Why is it every time you talk to one of the 4 brown-haired quadruplets for a side-quest their mouths just flap open and closed like a confused fish? We’ve come to the point where basically every character is voiced, and we get a nice close shot of them talking. So, why do their mouths look like they’re speaking Japanese but have been dubbed over in English? I’ve seen the behind the scenes footage of games with facial capture. We have GIFs of Call of Duty dog’s mouth. We know it can be done. I think we deserve better than another generation of Oblivion levels of face details on NPCs.
Actual Working Mirrors
This one actually looks very promising. Thanks to the big push for ray-tracing that seems to be going on, we may finally get to experience a game where all the mirrors haven’t been smashed to pieces. Finally, we can explore realistic bathrooms in our games! We will be free of the kind of terrible ways developers have tried to avoid it. Smashed, or outright removed, mirrors were super common. Some tried to pass off big murky textures as mirrors. Few other brave souls even tried to trick us with mirrors that were just flat textures meant to look like a reflection of the room. Until now, Hitman was probably the king of mirrors this generation. I hope you’ve got some new tricks up your sleeve for Hitman 3 agent 47. Nex-Gen we’re all going to be reflecting.

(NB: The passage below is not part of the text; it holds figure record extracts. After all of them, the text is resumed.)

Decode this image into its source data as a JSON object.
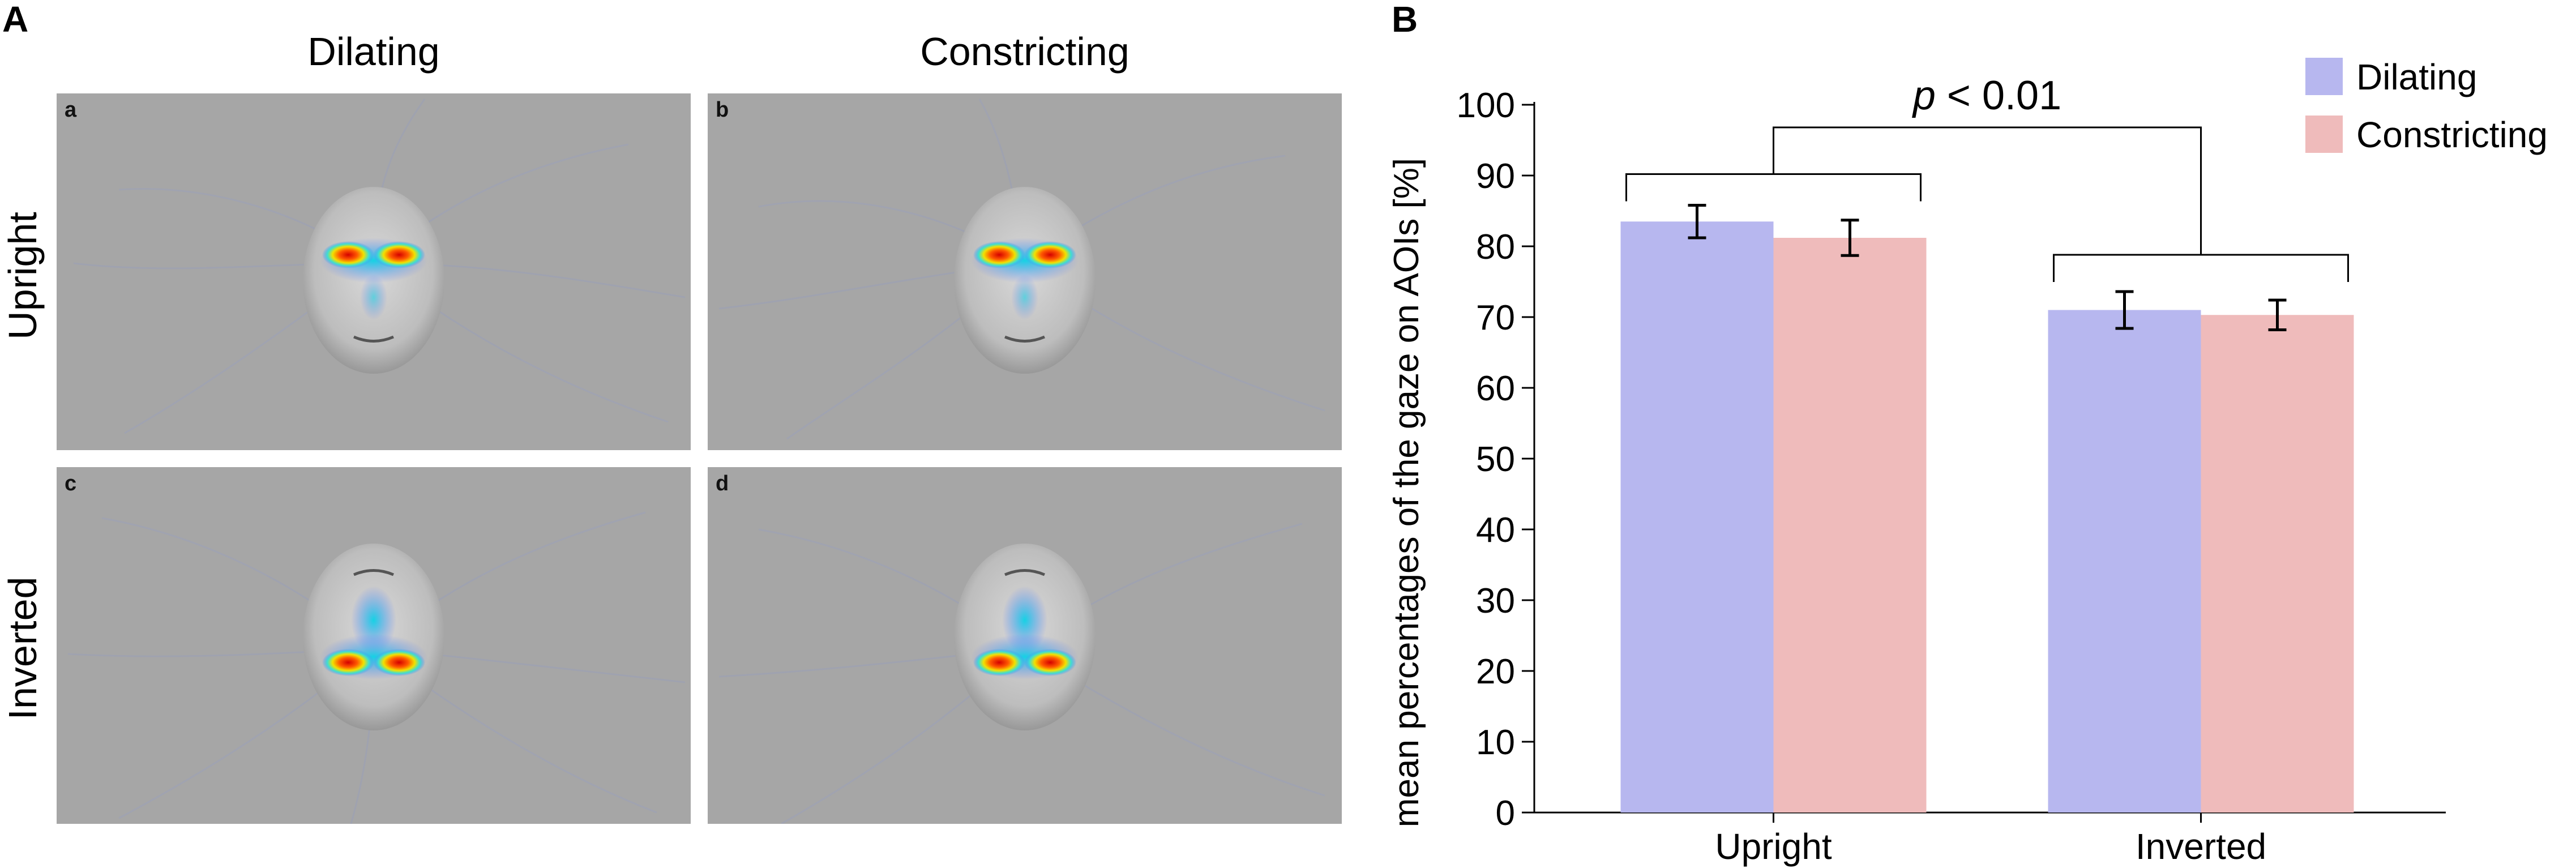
{
  "panel_a": {
    "letter": "A",
    "columns": [
      "Dilating",
      "Constricting"
    ],
    "rows": [
      "Upright",
      "Inverted"
    ],
    "tiles": [
      "a",
      "b",
      "c",
      "d"
    ]
  },
  "panel_b": {
    "letter": "B"
  },
  "colors": {
    "dilating": "#b7b7ef",
    "constricting": "#efbbbb",
    "tile_bg": "#a6a6a6"
  },
  "chart_data": {
    "type": "bar",
    "categories": [
      "Upright",
      "Inverted"
    ],
    "series": [
      {
        "name": "Dilating",
        "values": [
          83.5,
          71.0
        ],
        "errors": [
          2.3,
          2.6
        ]
      },
      {
        "name": "Constricting",
        "values": [
          81.2,
          70.3
        ],
        "errors": [
          2.5,
          2.1
        ]
      }
    ],
    "ylabel": "mean percentages of the gaze on AOIs [%]",
    "xlabel": "",
    "ylim": [
      0,
      100
    ],
    "yticks": [
      0,
      10,
      20,
      30,
      40,
      50,
      60,
      70,
      80,
      90,
      100
    ],
    "legend": [
      "Dilating",
      "Constricting"
    ],
    "legend_position": "top-right",
    "annotation": {
      "italic": "p",
      "rest": " < 0.01"
    },
    "grid": false
  }
}
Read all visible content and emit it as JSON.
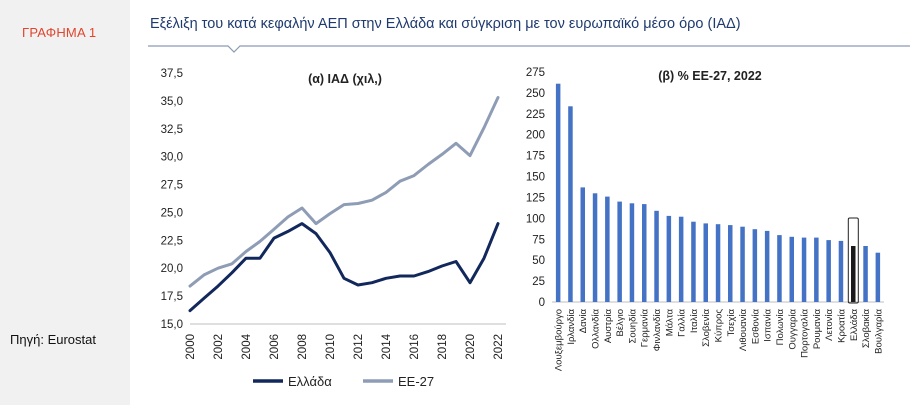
{
  "figure_label": "ΓΡΑΦΗΜΑ 1",
  "source": "Πηγή: Eurostat",
  "title": "Εξέλιξη του κατά κεφαλήν ΑΕΠ στην Ελλάδα και σύγκριση με τον ευρωπαϊκό μέσο όρο (ΙΑΔ)",
  "colors": {
    "greece": "#12285c",
    "eu27": "#8e9db5",
    "bars": "#4472c4",
    "title": "#1f3a6e",
    "label": "#e0452e"
  },
  "chart_data": [
    {
      "type": "line",
      "title": "(α) ΙΑΔ (χιλ,)",
      "xlabel": "",
      "ylabel": "",
      "ylim": [
        15.0,
        37.5
      ],
      "yticks": [
        "15,0",
        "17,5",
        "20,0",
        "22,5",
        "25,0",
        "27,5",
        "30,0",
        "32,5",
        "35,0",
        "37,5"
      ],
      "xticks": [
        "2000",
        "2002",
        "2004",
        "2006",
        "2008",
        "2010",
        "2012",
        "2014",
        "2016",
        "2018",
        "2020",
        "2022"
      ],
      "x": [
        2000,
        2001,
        2002,
        2003,
        2004,
        2005,
        2006,
        2007,
        2008,
        2009,
        2010,
        2011,
        2012,
        2013,
        2014,
        2015,
        2016,
        2017,
        2018,
        2019,
        2020,
        2021,
        2022
      ],
      "series": [
        {
          "name": "Ελλάδα",
          "values": [
            16.2,
            17.3,
            18.4,
            19.6,
            20.9,
            20.9,
            22.7,
            23.3,
            24.0,
            23.1,
            21.4,
            19.1,
            18.5,
            18.7,
            19.1,
            19.3,
            19.3,
            19.7,
            20.2,
            20.6,
            18.7,
            20.9,
            24.0
          ]
        },
        {
          "name": "ΕΕ-27",
          "values": [
            18.4,
            19.4,
            20.0,
            20.4,
            21.5,
            22.4,
            23.5,
            24.6,
            25.4,
            24.0,
            24.9,
            25.7,
            25.8,
            26.1,
            26.8,
            27.8,
            28.3,
            29.3,
            30.2,
            31.2,
            30.1,
            32.6,
            35.3
          ]
        }
      ],
      "legend_position": "bottom"
    },
    {
      "type": "bar",
      "title": "(β) % ΕΕ-27, 2022",
      "ylim": [
        0,
        275
      ],
      "yticks": [
        "0",
        "25",
        "50",
        "75",
        "100",
        "125",
        "150",
        "175",
        "200",
        "225",
        "250",
        "275"
      ],
      "categories": [
        "Λουξεμβούργο",
        "Ιρλανδία",
        "Δανία",
        "Ολλανδία",
        "Αυστρία",
        "Βέλγιο",
        "Σουηδία",
        "Γερμανία",
        "Φινλανδία",
        "Μάλτα",
        "Γαλλία",
        "Ιταλία",
        "Σλοβενία",
        "Κύπρος",
        "Τσεχία",
        "Λιθουανία",
        "Εσθονία",
        "Ισπανία",
        "Πολωνία",
        "Ουγγαρία",
        "Πορτογαλία",
        "Ρουμανία",
        "Λετονία",
        "Κροατία",
        "Ελλάδα",
        "Σλοβακία",
        "Βουλγαρία"
      ],
      "values": [
        261,
        234,
        137,
        130,
        126,
        120,
        118,
        117,
        109,
        103,
        102,
        96,
        94,
        93,
        92,
        90,
        87,
        85,
        80,
        78,
        77,
        77,
        74,
        73,
        67,
        67,
        59
      ],
      "highlight": "Ελλάδα"
    }
  ]
}
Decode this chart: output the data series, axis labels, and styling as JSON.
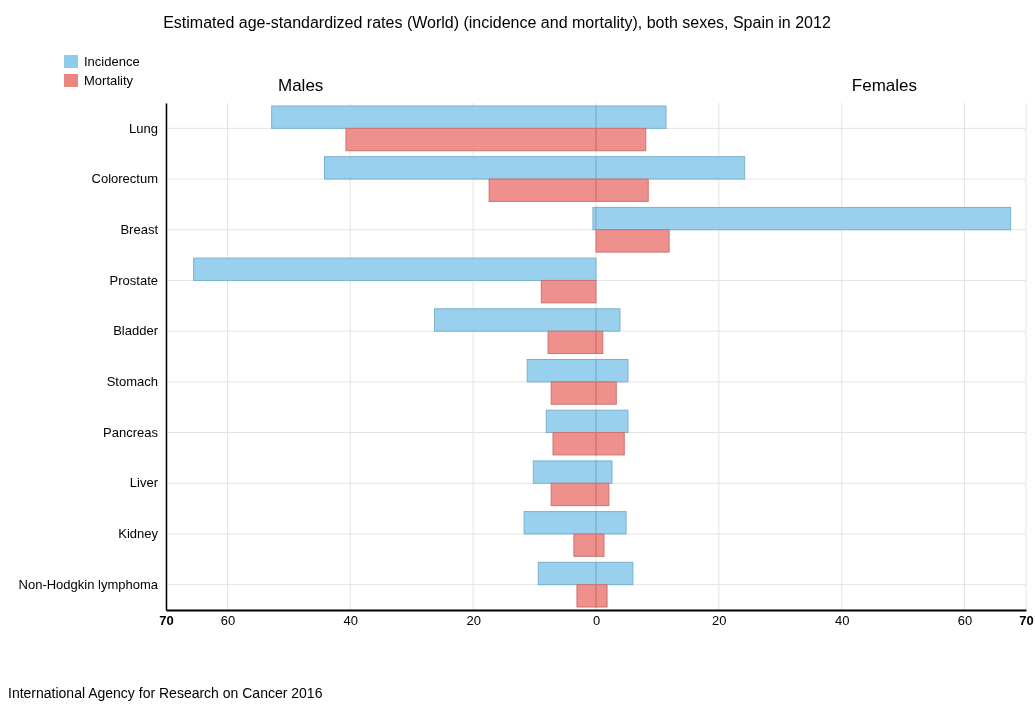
{
  "chart_data": {
    "type": "bar",
    "orientation": "horizontal",
    "title": "Estimated age-standardized rates (World) (incidence and mortality), both sexes, Spain in 2012",
    "categories": [
      "Lung",
      "Colorectum",
      "Breast",
      "Prostate",
      "Bladder",
      "Stomach",
      "Pancreas",
      "Liver",
      "Kidney",
      "Non-Hodgkin lymphoma"
    ],
    "series": [
      {
        "name": "Incidence",
        "color": "#8ecbec",
        "values": [
          -52.8,
          -44.2,
          -0.5,
          -65.5,
          -26.3,
          -11.2,
          -8.1,
          -10.2,
          -11.7,
          -9.4
        ]
      },
      {
        "name": "Mortality",
        "color": "#ec8480",
        "values": [
          -40.7,
          -17.4,
          null,
          -8.9,
          -7.8,
          -7.3,
          -7.0,
          -7.3,
          -3.6,
          -3.1
        ]
      },
      {
        "color": "#8ecbec",
        "values": [
          11.4,
          24.2,
          67.5,
          null,
          3.9,
          5.2,
          5.2,
          2.6,
          4.9,
          6.0
        ]
      },
      {
        "color": "#ec8480",
        "values": [
          8.1,
          8.5,
          11.9,
          null,
          1.1,
          3.3,
          4.6,
          2.1,
          1.3,
          1.8
        ]
      }
    ],
    "xlim": [
      -70,
      70
    ],
    "xticks": [
      {
        "value": -70,
        "label": "70"
      },
      {
        "value": -60,
        "label": "60"
      },
      {
        "value": -40,
        "label": "40"
      },
      {
        "value": -20,
        "label": "20"
      },
      0,
      20,
      40,
      60,
      70
    ],
    "grid": true,
    "legend": "top left",
    "annotations": [
      "Males",
      "Females",
      "International Agency for Research on Cancer 2016"
    ]
  }
}
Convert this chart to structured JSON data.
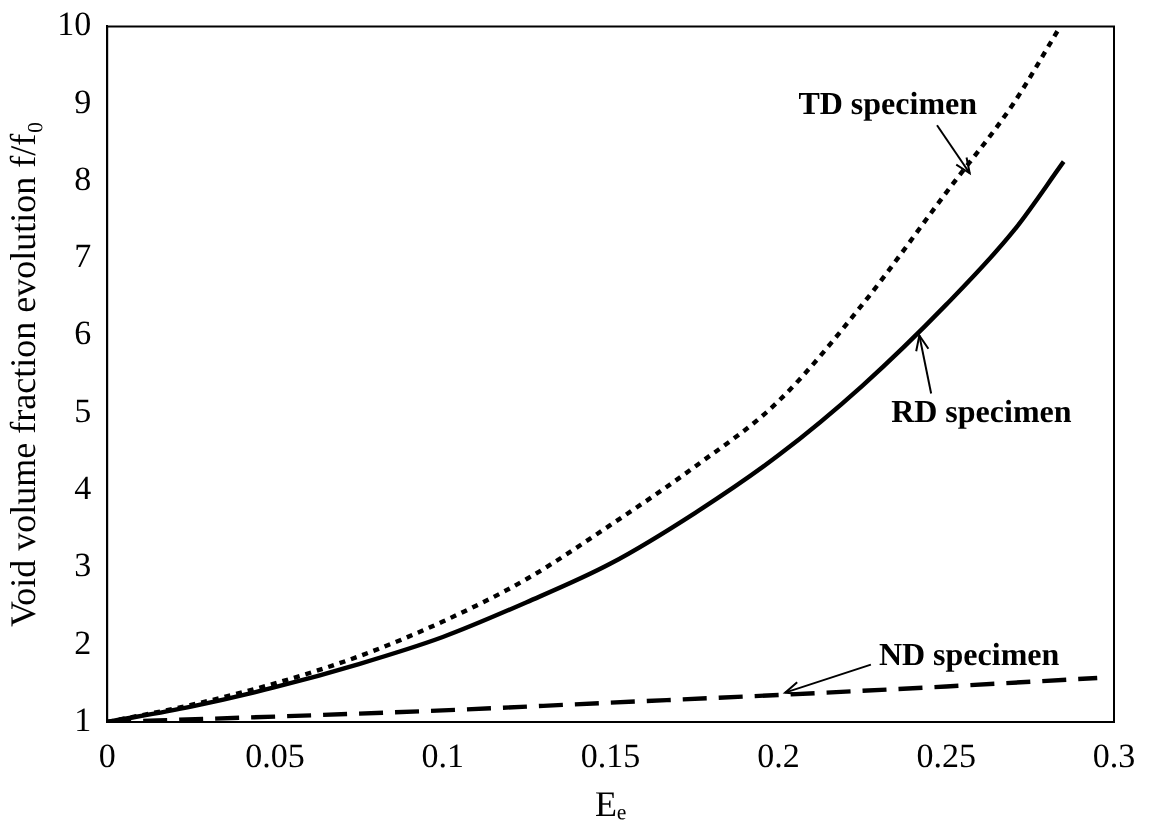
{
  "chart_data": {
    "type": "line",
    "xlabel": "Eₑ",
    "ylabel": "Void volume fraction evolution f/f₀",
    "xlim": [
      0,
      0.3
    ],
    "ylim": [
      1,
      10
    ],
    "xticks": [
      0,
      0.05,
      0.1,
      0.15,
      0.2,
      0.25,
      0.3
    ],
    "yticks": [
      1,
      2,
      3,
      4,
      5,
      6,
      7,
      8,
      9,
      10
    ],
    "grid": false,
    "legend": false,
    "marker": "none",
    "series": [
      {
        "color": "#000000",
        "line_style": "dotted",
        "x": [
          0,
          0.025,
          0.05,
          0.075,
          0.1,
          0.125,
          0.15,
          0.175,
          0.2,
          0.225,
          0.25,
          0.27,
          0.284
        ],
        "values": [
          1,
          1.22,
          1.5,
          1.85,
          2.3,
          2.85,
          3.55,
          4.3,
          5.15,
          6.4,
          7.85,
          9.0,
          10
        ]
      },
      {
        "color": "#000000",
        "line_style": "solid",
        "x": [
          0,
          0.025,
          0.05,
          0.075,
          0.1,
          0.125,
          0.15,
          0.175,
          0.2,
          0.225,
          0.25,
          0.27,
          0.285
        ],
        "values": [
          1,
          1.2,
          1.45,
          1.75,
          2.1,
          2.55,
          3.05,
          3.7,
          4.45,
          5.35,
          6.4,
          7.35,
          8.25
        ]
      },
      {
        "color": "#000000",
        "line_style": "dashed",
        "x": [
          0,
          0.05,
          0.1,
          0.15,
          0.2,
          0.25,
          0.295
        ],
        "values": [
          1,
          1.07,
          1.15,
          1.25,
          1.35,
          1.46,
          1.57
        ]
      }
    ],
    "annotations": [
      {
        "text": "TD specimen",
        "x": 0.257,
        "y": 8.1
      },
      {
        "text": "RD specimen",
        "x": 0.242,
        "y": 6.0
      },
      {
        "text": "ND specimen",
        "x": 0.202,
        "y": 1.38
      }
    ]
  }
}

Show Characters Picking Up and Handing Things
This is one of those “can never unsee” it type things. So, if I’m ruining this for you, good. Now you’ll feel my pain and can join me in fighting for showing characters handing things to each other. If you don’t know what I’m talking about, think back. You just finished a quest and are about to turn in the 12 lizard hairs, or whatever you were asked to get, in to the NPC. What happens? Your character reaches behind their back and moves their arm forward while the camera keeps their hand out of the shot. The NPC reaches forward, hand still out of frame, and then pulls back. It’s like the world’s worst magic trick. Who really believes anything was passed between these two? The same goes for gathering items. In basically every game but Red Dead Redemption 2, picking up an item just means squatting down for a second. Maybe there’s a canned animation of them scrambling their hands around if you’re lucky. The day I see my character actually put a bird tooth in someone’s hand, and they pass me some gold coins back, is the day I can die happy.
Eating and Drinking
It may not seem like it, but we eat and drink a lot in video games. Or, we are told we are eating and drinking a lot, anyway. We’re basically never shown it, though. Just think of health potions, or having fruit and meat to heal. Games even have you carrying around entire meals! Think about Monster Hunter: World and Final Fantasy XV. The food in those games looks better than anything I could afford with a week’s pay. Why then can we never see them actually enjoying these masterfully created dishes? At best we see them hold it up to their mouth while their head bobs around as though eating is a full-body activity and a single chunk is taken out of the food. At worst it’s just a menu option with no animation at all. If developers are going to tease us with food the likes of which no mortal man will ever witness, the least they can do is let us see it actually be eaten.
Those are just a few of the features I think deserve to be talked about for next-gen. I’m sure a ton of you out there have your own list that you want to see, so share some more ideas below. Maybe, together, we can make it known that these minor things matter to us way more than they should.